Absolutely—just not for a mythical 2GB RAM windfall. AdGuard Home brings tangible benefits that go beyond memory:

  • Network-wide ad blocking: Every device gets filtered DNS without needing per-device software.
  • Privacy: Many tracking domains are blocked at the root, not just in the browser.
  • Faster page loads: With ad servers blocked, pages often render more quickly because the browser never wastes time fetching and parsing ad content.
  • Lower CPU usage: The browser’s rendering engine has less JavaScript to execute.

If you’ve got some spare hardware or a virtual machine host like Proxmox, setting up AdGuard Home is a weekend project with long-term gains. You’ll also need to adjust your router’s DHCP settings to hand out the AdGuard Home instance as the DNS server. The official documentation walks you through it.

For those who don’t want to self-host, AdGuard also offers a public DNS service with ad blocking (dns.adguard-dns.com), but you lose the customization and local control.

What to do now if the headline fooled you

If you read that MakeUseOf article and rushed to spin up a Proxmox VM, don’t panic when you only see a few hundred MB freed. That’s the expected result.

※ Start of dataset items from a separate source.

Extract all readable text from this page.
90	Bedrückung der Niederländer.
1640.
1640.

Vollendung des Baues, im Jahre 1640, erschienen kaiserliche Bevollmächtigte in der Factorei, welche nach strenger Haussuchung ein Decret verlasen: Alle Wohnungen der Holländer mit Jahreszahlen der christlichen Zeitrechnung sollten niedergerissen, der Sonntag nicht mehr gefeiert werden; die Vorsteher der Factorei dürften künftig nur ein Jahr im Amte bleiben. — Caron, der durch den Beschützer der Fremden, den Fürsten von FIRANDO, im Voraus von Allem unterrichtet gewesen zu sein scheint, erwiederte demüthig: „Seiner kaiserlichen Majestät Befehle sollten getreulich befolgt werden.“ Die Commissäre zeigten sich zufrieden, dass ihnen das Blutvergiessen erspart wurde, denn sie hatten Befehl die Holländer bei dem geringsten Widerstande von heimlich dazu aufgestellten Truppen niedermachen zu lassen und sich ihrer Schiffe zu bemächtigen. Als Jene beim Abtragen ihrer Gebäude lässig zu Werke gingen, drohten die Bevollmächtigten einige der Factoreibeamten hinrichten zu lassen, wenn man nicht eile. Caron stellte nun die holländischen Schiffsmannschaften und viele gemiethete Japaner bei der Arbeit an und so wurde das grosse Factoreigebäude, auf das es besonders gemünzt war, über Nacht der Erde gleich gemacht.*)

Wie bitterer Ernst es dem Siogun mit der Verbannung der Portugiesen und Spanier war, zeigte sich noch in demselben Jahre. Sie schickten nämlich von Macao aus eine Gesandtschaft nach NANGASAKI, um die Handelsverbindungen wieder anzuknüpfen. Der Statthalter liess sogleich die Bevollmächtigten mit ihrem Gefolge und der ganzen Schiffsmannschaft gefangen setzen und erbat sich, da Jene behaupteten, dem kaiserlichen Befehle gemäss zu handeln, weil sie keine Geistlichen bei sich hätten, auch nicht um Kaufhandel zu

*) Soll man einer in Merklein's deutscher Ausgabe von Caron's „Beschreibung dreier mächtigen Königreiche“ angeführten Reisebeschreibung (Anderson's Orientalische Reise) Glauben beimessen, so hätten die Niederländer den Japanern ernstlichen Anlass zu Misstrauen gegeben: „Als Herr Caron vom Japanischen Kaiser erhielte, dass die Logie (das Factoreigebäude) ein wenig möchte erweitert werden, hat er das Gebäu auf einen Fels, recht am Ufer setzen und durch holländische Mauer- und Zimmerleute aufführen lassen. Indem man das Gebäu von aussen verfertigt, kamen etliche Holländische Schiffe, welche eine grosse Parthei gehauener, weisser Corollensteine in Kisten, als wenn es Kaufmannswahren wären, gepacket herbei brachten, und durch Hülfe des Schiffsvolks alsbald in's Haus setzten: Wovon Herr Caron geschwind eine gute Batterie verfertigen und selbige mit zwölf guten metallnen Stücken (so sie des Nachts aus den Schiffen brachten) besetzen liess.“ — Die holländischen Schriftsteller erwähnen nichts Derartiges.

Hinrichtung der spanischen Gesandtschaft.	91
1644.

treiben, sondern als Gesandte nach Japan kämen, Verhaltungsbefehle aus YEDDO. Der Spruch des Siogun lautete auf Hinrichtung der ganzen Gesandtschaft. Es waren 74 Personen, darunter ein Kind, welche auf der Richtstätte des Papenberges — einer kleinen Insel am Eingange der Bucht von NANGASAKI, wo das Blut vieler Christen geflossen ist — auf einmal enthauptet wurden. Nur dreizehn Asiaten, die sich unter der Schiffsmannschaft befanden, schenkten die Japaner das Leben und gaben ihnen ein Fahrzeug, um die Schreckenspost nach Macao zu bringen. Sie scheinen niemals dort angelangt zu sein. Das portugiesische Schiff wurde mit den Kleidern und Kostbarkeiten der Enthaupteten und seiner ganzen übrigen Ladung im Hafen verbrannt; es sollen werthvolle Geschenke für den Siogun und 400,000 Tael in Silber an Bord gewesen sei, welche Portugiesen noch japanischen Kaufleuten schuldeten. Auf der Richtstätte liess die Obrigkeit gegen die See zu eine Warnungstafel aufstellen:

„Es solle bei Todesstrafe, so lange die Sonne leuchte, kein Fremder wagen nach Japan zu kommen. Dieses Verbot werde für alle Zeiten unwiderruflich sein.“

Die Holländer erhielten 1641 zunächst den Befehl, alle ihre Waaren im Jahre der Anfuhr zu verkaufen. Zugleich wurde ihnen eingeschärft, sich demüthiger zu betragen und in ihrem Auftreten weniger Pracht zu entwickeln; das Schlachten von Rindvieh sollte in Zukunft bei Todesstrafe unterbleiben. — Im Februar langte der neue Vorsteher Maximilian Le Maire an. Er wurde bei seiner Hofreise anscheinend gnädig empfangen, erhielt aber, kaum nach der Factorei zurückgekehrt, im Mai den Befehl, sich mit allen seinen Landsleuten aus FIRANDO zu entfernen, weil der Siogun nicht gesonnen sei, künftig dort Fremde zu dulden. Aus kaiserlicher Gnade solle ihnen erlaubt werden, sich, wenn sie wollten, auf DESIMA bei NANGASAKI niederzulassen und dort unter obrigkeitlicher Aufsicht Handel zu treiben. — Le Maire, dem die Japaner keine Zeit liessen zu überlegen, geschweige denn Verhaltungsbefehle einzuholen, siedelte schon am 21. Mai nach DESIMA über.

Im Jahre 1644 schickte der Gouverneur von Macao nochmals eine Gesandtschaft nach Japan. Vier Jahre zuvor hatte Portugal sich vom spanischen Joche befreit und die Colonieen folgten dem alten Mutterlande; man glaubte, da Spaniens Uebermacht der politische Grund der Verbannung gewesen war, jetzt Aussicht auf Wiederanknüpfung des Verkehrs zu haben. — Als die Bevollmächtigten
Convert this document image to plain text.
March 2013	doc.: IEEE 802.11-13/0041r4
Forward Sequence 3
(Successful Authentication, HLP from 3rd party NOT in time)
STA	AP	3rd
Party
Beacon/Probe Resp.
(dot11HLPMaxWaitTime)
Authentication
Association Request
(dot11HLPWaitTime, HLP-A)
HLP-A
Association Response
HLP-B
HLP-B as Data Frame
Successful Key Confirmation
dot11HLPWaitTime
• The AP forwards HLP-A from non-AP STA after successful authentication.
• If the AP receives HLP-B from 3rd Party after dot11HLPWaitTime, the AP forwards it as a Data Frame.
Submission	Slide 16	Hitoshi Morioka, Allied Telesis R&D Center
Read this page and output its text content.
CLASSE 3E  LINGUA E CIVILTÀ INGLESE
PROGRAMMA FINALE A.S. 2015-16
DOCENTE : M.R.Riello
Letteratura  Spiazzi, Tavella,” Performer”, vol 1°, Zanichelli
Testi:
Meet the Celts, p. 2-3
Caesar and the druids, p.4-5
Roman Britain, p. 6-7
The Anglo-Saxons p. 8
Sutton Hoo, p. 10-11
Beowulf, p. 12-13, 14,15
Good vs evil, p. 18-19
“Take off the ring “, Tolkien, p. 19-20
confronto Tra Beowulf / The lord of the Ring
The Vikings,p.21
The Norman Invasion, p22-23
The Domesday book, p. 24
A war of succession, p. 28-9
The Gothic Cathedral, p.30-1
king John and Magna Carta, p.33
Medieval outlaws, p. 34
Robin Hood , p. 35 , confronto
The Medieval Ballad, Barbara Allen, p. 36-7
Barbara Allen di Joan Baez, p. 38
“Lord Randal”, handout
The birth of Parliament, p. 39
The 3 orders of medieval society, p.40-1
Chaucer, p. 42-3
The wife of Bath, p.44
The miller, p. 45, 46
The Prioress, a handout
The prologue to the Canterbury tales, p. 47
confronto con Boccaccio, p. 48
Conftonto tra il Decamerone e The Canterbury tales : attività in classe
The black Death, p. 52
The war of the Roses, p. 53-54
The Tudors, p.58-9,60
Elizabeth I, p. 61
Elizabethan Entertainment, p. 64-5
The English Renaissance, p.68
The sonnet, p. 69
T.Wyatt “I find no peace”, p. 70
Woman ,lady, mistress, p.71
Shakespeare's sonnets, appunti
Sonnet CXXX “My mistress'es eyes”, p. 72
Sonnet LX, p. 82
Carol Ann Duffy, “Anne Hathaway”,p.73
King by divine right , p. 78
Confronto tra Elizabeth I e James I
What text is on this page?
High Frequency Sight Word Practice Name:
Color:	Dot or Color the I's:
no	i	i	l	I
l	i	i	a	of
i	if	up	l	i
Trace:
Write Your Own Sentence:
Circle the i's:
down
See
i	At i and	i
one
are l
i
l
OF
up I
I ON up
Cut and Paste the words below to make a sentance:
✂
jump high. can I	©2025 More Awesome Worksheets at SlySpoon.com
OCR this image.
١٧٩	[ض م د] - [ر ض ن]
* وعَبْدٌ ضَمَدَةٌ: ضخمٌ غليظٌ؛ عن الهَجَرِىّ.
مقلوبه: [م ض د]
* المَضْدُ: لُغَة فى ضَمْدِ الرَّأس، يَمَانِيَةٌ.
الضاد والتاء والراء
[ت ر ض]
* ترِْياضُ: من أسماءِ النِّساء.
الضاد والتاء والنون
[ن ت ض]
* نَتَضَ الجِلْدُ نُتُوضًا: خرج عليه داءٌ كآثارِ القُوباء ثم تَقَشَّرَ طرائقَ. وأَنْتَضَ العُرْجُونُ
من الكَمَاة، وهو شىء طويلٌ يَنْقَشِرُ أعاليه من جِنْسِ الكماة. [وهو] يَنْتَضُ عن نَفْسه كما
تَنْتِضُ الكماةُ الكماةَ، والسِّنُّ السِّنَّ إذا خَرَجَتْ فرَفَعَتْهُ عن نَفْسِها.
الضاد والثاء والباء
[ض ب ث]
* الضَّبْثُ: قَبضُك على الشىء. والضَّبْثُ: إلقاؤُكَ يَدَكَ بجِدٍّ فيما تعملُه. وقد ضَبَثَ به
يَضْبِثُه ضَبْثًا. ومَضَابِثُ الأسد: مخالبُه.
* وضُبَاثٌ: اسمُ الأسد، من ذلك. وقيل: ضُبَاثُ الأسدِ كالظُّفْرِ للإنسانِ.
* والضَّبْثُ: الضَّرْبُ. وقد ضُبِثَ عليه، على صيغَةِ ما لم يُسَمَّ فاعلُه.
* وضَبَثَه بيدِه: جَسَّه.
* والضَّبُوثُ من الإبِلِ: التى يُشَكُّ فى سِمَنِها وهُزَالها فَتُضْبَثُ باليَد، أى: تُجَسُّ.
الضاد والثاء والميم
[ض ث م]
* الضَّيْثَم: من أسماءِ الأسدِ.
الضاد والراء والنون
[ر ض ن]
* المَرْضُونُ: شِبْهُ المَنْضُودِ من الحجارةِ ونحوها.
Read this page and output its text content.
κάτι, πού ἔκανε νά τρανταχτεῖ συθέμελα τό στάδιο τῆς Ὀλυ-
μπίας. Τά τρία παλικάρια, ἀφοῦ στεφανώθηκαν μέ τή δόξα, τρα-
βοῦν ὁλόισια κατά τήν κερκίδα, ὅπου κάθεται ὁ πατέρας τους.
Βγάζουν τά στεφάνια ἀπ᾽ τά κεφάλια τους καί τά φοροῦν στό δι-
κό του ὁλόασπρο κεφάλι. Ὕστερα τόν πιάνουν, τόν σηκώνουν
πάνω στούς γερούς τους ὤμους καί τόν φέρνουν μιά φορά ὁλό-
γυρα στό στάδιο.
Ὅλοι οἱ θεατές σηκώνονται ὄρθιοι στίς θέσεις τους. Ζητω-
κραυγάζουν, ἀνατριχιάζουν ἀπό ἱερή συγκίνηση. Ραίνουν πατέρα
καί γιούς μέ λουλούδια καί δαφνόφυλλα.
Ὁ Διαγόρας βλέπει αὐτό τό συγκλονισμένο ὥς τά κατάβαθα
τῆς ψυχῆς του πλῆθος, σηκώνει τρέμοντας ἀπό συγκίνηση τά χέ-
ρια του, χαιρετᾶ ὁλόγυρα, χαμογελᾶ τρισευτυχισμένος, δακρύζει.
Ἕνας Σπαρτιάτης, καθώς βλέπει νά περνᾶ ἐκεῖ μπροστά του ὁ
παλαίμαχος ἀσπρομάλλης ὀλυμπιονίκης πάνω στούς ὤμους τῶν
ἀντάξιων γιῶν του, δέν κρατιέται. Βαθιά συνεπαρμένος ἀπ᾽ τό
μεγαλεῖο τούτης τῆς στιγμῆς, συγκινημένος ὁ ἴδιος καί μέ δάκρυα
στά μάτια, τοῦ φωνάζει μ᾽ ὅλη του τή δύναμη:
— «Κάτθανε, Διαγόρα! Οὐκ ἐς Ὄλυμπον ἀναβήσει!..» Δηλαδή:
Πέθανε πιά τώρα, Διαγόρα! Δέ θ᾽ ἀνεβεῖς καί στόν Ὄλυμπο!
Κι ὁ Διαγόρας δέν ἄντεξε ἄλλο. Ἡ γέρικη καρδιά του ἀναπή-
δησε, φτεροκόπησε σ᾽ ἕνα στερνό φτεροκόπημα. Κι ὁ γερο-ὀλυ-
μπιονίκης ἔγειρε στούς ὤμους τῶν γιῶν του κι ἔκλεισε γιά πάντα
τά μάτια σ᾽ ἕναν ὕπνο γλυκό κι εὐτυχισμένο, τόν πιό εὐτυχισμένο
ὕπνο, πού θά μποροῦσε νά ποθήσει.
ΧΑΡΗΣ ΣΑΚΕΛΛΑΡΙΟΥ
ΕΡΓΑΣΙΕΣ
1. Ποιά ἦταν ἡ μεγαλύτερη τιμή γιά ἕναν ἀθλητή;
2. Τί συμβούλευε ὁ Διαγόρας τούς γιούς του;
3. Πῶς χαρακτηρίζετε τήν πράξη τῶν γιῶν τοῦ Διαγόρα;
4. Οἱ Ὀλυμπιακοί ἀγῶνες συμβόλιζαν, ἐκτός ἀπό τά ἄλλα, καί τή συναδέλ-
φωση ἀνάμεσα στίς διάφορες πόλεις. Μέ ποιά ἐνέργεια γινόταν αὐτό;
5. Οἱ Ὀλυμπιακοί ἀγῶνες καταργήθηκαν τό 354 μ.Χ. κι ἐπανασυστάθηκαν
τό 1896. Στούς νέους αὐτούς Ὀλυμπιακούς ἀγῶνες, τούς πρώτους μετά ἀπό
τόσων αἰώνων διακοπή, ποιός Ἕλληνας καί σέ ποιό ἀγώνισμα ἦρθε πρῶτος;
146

Here’s how to verify your savings:

  1. Baseline measurement: Before making any changes, open Task Manager on Windows, note the browser’s memory usage with your typical tab load, and record the total system memory consumption.
  2. Switch: Set up AdGuard Home and change your DNS settings, then restart your browser with the same tabs (or without the ad blocker extension).
  3. Compare: Check Task Manager again. The difference is your real-world saving.

You can also use tools like free -m on Linux or Resource Monitor on Windows to get a more granular view.

If your savings are smaller than expected, remember that AdGuard Home doesn’t eliminate all types of browser memory use. Content-heavy websites, web apps like Google Docs, and complex single-page applications still demand significant RAM. DNS filtering just removes the ad-related bloat.

The bottom line

AdGuard Home is a powerful tool that can meaningfully reduce your browser’s memory footprint—but it’s not a magic bullet. The 500MB reclaimed on the MakeUseOf writer’s machine is a realistic, useful gain. The 2GB figure in the headline? That’s clickbait math.

Before you rebuild your home network based on a headline, check the fine print. In this case, the fine print shows that sometimes the best savings come from understanding what you’re actually measuring.